The five-bedroom late Victorian villa is tucked away down past the old railway track in Cults and offers panoramic views over the River Dee and surrounding valley.
The rusty colours of Autumn are currently displayed in all their glory, and Norma can usually be found quietly drinking in the views from the spectacular sun lounge.
The fact she chose to stay put on her own since Alasdair’s death perhaps demonstrates the power of Number 27, a one-off family home with history and the feeling of seclusion.
Norma has made the difficult decision to sell up and move closer to her grandchildren in Edinburgh, but she will be leaving with a lifetime of memories.
The family originally moved from Glasgow when Alasdair was offered a position at Aberdeen Royal Infirmary, where he went on to set up the hospital’s first coronary care unit.
“He worked some very long hours so our home was a refuge for him, we used to sit in the sun lounge with a bottle of wine and watch the sun go down,” said Norma.
“Our three children understood why I stayed here after he died, my son still refers to the place as home and my five grandchildren love it here.
“It was Alasdair who viewed it for the first time and he was taken with it immediately.
“Houses in Aberdeen at the time seemed to have three bedrooms or eight, there was no happy medium until we came here.
“It dates back to circa 1889 and we wanted to keep the character, I think we are only the fifth owners in its lifetime
“I know some people choose to move around a lot but part of the charm of Number 27 is its past, the second set of owners moved here in 1901.”
There is a wonderful mix of old and new and period features include original finished woodwork and double-height skirting boards.
From the moment you walk into the impressive entrance hall there is a wonderful sense of tranquillity, but also of times gone by.
The dining kitchen features painted handcrafted base and wall cabinets incorporating a centre island and glass fronted dresser unit.
Granite work surfaces and limestone floor tiles complete the look whilst built in appliances include a Bosch hob, oven, combination grill and dishwasher.
“We revamped the kitchen, part of it used to be where the maid slept and previous owners cooked from the scullery,” said Norma.
“We opened up the space again and over the years we’ve put together plenty of meals and held lunch parties there, it has been very practical.”
There is also a laundry room whilst French doors from the kitchen lead into the heart of the home.
The sun lounge was built 25 years ago and is architect-designed, making the very most of the beautiful south-facing views.
Norma’s favourite time of year is spring and autumn when the foliage comes to life before slowly shedding in time for winter.
A wood-burning stove set within a brick fireplace means this room can be used all year round and it makes for an excellent entertaining space.
“I have friends of 40 years and we gather in this room for luncheons, it comes in very handy due to the proximity to the dining room where I set up a buffet,” said Norma.
“I was a shiatsu practitioner before retirement and many of my patients found this room very calming.”
The dining room has an 18-pane window but guests can also recline in the drawing room which, again, boasts fabulous views.
Two bedrooms can be found downstairs, and one room offers a charming traditional fireplace.
An Edwardian-style bathroom with free standing claw foot slipper bath completes the downstairs accommodation.
Three bedrooms can be found upstairs alongside a spacious bathroom, and the views are even better from this height.
Outside there is a Japanese-style car port alongside well-tended gardens, where you’ll find bamboo and a calming water feature.

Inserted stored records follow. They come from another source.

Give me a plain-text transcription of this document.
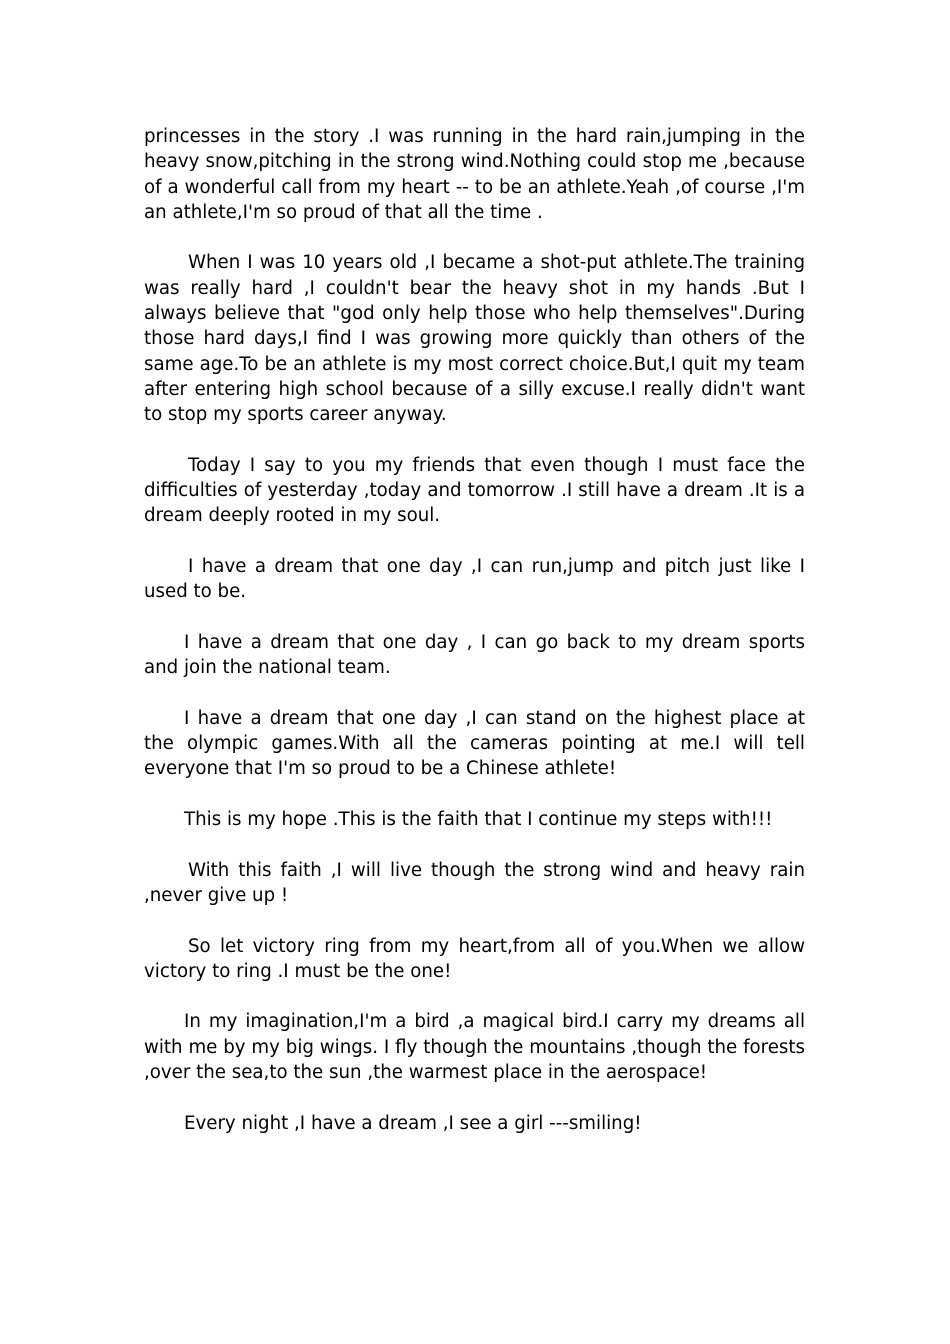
princesses in the story .I was running in the hard rain,jumping in the heavy snow,pitching in the strong wind.Nothing could stop me ,because of a wonderful call from my heart -- to be an athlete.Yeah ,of course ,I'm an athlete,I'm so proud of that all the time .

When I was 10 years old ,I became a shot-put athlete.The training was really hard ,I couldn't bear the heavy shot in my hands .But I always believe that "god only help those who help themselves".During those hard days,I find I was growing more quickly than others of the same age.To be an athlete is my most correct choice.But,I quit my team after entering high school because of a silly excuse.I really didn't want to stop my sports career anyway.

Today I say to you my friends that even though I must face the difficulties of yesterday ,today and tomorrow .I still have a dream .It is a dream deeply rooted in my soul.

I have a dream that one day ,I can run,jump and pitch just like I used to be.

I have a dream that one day , I can go back to my dream sports and join the national team.

I have a dream that one day ,I can stand on the highest place at the olympic games.With all the cameras pointing at me.I will tell everyone that I'm so proud to be a Chinese athlete!

This is my hope .This is the faith that I continue my steps with!!!

With this faith ,I will live though the strong wind and heavy rain ,never give up !

So let victory ring from my heart,from all of you.When we allow victory to ring .I must be the one!

In my imagination,I'm a bird ,a magical bird.I carry my dreams all with me by my big wings. I fly though the mountains ,though the forests ,over the sea,to the sun ,the warmest place in the aerospace!

Every night ,I have a dream ,I see a girl ---smiling!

“Alasdair had a terrace built in the garden as previously there was a rockery which was a nightmare to weed,” said Norma.
“We loved the gardens and they have been relatively easy to maintain.

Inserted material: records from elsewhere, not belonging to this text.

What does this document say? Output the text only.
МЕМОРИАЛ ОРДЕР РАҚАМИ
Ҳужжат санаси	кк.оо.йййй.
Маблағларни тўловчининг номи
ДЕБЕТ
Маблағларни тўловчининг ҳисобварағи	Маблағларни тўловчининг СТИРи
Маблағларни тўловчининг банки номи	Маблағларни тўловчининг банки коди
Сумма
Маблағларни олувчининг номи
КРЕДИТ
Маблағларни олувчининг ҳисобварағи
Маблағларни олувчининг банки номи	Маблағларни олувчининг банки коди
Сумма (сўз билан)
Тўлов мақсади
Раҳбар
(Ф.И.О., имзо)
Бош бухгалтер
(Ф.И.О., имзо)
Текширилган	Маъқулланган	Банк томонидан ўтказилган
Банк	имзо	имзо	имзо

“We had dogs when the children were growing up so I’d be up for a walk early morning and watch the heron on the river.
“Then there’s the old railway track, we felt very secluded here and at first I found it strange that it was so quiet.
“Now I love it so Edinburgh will be a major change.
“There’s no house quite like this one, we’ve had some very happy times here.”
Offers should be made in the region of more than £795,000.